Collections.sort()

[collin389]

I have a method that sorts a HashMap by value. It works by turning the values into a list, sorting the list and matching each value on the list with they key in the HashMap. Here it is:

Java Code:

public static <E, A> Map<E, A> sortByValue(HashMap<E, A> map)
         {
         Map<E, A> finalMap = new HashMap<E, A>();
        
         List<E> yourMapKeys = new ArrayList<E>(map.keySet());
         List<A> yourMapValues = new ArrayList<A>(map.values());
         List<A> sortedList = new ArrayList<A>(yourMapValues);
         Collections.sort(sortedList);
         int size = sortedList.size();
         for (int i=0; i<size; i++) {
            finalMap.put(yourMapKeys.get(yourMapValues.indexOf(sortedList.get(i))), sortedList.get(i));
            yourMapKeys.remove(yourMapValues.indexOf(sortedList.get(i)));
            yourMapValues.remove(yourMapValues.indexOf(sortedList.get(i)));
            }
         return finalMap;
         }

The problem is that i get a compiler error:
cannot find symbol
symbol : method sort(java.util.List<Integer>)
location: class java.util.Collections
Collections.sort(sortedList);


What is wrong? the API says Collections supports sort(List<T> list) so why the error?

[r035198x]

Are you sure you don't get

Bound mismatch: The generic method sort(List<T>) of type Collections is not applicable for the arguments (List<A>). The inferred type A is not a valid substitute for the bounded parameter <T extends Comparable<? super T>> instead? Because that is what I get which should help you understand why it's not allowed.

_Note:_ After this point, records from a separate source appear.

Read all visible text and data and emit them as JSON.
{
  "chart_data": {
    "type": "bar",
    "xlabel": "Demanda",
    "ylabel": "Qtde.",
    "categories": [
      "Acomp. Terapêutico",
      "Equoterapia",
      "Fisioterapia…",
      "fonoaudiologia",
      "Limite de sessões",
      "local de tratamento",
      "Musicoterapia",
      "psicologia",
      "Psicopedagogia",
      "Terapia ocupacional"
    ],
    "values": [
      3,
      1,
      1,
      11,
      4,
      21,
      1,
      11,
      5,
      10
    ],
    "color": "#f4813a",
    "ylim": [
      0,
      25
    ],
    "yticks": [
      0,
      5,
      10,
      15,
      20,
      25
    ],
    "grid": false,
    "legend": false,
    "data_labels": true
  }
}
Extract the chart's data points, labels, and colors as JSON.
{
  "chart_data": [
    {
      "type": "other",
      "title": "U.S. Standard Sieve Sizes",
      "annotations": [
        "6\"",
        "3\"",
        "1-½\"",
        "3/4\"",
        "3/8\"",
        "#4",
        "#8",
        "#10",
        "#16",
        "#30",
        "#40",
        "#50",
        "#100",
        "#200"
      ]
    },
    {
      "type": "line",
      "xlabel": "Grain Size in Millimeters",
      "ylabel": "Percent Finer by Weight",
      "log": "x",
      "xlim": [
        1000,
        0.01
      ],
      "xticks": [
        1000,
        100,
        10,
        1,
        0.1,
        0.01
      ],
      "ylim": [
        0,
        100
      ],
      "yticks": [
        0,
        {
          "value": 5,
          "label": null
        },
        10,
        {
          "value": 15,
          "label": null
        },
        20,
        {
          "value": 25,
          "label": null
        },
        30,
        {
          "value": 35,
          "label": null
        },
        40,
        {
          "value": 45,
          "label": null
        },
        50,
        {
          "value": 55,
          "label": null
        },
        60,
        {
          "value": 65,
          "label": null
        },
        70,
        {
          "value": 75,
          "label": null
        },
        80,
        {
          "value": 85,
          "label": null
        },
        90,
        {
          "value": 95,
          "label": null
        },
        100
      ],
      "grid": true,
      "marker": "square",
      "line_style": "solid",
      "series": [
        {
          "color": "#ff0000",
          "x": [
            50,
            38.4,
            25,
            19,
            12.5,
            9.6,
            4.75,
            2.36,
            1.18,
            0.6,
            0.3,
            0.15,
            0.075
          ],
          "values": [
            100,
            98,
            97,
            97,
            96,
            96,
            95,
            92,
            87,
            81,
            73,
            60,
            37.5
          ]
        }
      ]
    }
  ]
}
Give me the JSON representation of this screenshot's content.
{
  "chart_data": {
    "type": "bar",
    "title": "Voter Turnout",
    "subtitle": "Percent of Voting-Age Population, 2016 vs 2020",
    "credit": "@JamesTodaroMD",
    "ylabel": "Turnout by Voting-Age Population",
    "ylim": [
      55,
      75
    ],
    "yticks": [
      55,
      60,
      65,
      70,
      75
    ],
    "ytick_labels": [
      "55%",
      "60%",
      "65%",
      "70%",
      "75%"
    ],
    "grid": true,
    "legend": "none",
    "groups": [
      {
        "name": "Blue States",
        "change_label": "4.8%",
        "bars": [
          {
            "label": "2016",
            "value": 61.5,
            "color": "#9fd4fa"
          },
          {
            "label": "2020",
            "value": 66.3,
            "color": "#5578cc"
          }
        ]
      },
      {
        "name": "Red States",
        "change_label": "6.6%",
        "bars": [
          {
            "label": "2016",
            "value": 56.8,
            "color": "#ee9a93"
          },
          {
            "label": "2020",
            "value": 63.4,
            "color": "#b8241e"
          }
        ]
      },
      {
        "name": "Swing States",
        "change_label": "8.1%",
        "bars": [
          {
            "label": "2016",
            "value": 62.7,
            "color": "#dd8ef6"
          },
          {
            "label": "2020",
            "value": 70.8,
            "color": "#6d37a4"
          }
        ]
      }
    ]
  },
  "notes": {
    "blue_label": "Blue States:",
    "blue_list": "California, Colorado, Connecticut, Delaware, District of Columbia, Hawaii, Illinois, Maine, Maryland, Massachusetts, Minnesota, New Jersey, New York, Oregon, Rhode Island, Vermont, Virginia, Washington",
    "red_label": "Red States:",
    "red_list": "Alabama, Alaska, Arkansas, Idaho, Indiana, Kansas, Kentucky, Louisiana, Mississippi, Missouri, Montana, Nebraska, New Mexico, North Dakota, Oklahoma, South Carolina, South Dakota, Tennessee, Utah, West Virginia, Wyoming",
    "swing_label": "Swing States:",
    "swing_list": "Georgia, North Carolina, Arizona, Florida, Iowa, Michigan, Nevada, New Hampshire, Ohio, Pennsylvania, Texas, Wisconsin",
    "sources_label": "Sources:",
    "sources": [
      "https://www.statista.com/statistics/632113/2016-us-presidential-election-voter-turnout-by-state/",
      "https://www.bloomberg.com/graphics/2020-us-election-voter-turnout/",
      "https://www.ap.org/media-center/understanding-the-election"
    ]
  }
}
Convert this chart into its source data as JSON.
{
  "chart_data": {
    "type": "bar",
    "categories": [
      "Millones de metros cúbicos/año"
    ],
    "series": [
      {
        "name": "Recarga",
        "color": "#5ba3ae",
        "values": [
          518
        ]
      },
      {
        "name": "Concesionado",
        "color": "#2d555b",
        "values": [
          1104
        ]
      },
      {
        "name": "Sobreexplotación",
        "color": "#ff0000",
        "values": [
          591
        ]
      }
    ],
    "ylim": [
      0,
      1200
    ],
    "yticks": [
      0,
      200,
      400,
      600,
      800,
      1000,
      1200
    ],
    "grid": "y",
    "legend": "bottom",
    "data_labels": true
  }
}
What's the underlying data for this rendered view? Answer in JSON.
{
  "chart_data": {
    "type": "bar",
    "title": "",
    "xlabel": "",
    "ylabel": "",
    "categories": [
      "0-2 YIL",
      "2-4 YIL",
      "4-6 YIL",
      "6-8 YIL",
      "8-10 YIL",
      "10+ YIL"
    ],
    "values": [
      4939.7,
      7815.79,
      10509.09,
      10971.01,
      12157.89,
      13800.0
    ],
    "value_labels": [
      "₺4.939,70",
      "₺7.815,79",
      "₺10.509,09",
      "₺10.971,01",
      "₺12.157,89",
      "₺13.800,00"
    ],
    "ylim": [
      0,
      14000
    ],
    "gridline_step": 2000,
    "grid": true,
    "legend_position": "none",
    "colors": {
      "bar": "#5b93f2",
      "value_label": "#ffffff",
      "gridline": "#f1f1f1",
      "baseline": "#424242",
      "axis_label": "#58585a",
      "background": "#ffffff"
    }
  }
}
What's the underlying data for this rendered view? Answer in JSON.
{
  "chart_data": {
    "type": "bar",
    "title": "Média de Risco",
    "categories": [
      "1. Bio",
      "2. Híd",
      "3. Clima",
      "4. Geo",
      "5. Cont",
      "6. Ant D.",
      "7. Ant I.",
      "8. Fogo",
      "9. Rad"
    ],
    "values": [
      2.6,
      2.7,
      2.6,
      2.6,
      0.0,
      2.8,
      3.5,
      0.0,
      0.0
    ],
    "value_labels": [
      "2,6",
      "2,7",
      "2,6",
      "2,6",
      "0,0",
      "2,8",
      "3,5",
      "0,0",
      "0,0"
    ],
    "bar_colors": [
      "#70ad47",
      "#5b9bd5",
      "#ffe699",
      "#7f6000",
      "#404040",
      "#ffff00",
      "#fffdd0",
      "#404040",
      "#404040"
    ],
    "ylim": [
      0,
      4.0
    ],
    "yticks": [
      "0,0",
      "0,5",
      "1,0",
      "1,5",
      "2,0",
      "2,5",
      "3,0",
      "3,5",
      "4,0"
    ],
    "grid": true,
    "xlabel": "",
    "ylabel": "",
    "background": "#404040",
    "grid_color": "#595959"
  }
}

P.S Why not use a TreeMap?

[collin389]

Because I thought a TreeMap sorted by key. Anyway, when I make a List<Integer> and sort it it works. If I know that the values will always be integers is there a way to make it so A = Integer and E is dynamic?

[r035198x]

Better read the reply I posted again. T is clearly described as

"T extends Comparable<? super T>".

Otherwise, how is the method going to be able to sort objects which cannot be compared?

[collin389]

Integers can be compared...

[r035198x]

Integers can be compared...

But your list is a List<A>. The compiler can't verify that all As passed to the method are going to be comparable. Remember the check is happening at compile time not at run time. For the method to always work correctly, make your A according to the required specification. i.e make your method signature as

Java Code:

public static <E, A extends Comparable<? super A>> Map<E, A> sortByValue(HashMap<E, A> map) {

That way, the method guards against wrong types because no one can call it passing a non-comparable A.

[collin389]

Thanks very much. Also, I meant how could i make the value of the map an Integer (so it would be comparable, plus thats all I need) but the key could be anything <A>

[r035198x]

Sorting the values does seem a bit odd to me. Are you sure your design is correct (i.e should you perhaps use your keys as values and vice versa instead?).

What's the point of sorting the values in a mapping when you can only get the values through the keys?

[collin389]

I want to sort the Integers, but they can be repeating and map doesn't support repeating keys.

[r035198x]

Like I said, I don't really see the reason why you are sorting the values. Maybe I'm not understanding your reasons. Good luck with the rest of it.

[collin389]

Well.... Quote from Sun:"This class makes no guarantees as to the order of the map; in particular, it does not guarantee that the order will remain constant over time."
lol figured that out the hard way.
Oh well, I decided I just needed the keys so I turned those into and array and returned that(for a different function that this whole sort thing is for the example method is pretty useless).

[r035198x]

... and if you want the keys to be always sorted then use the TreeMap.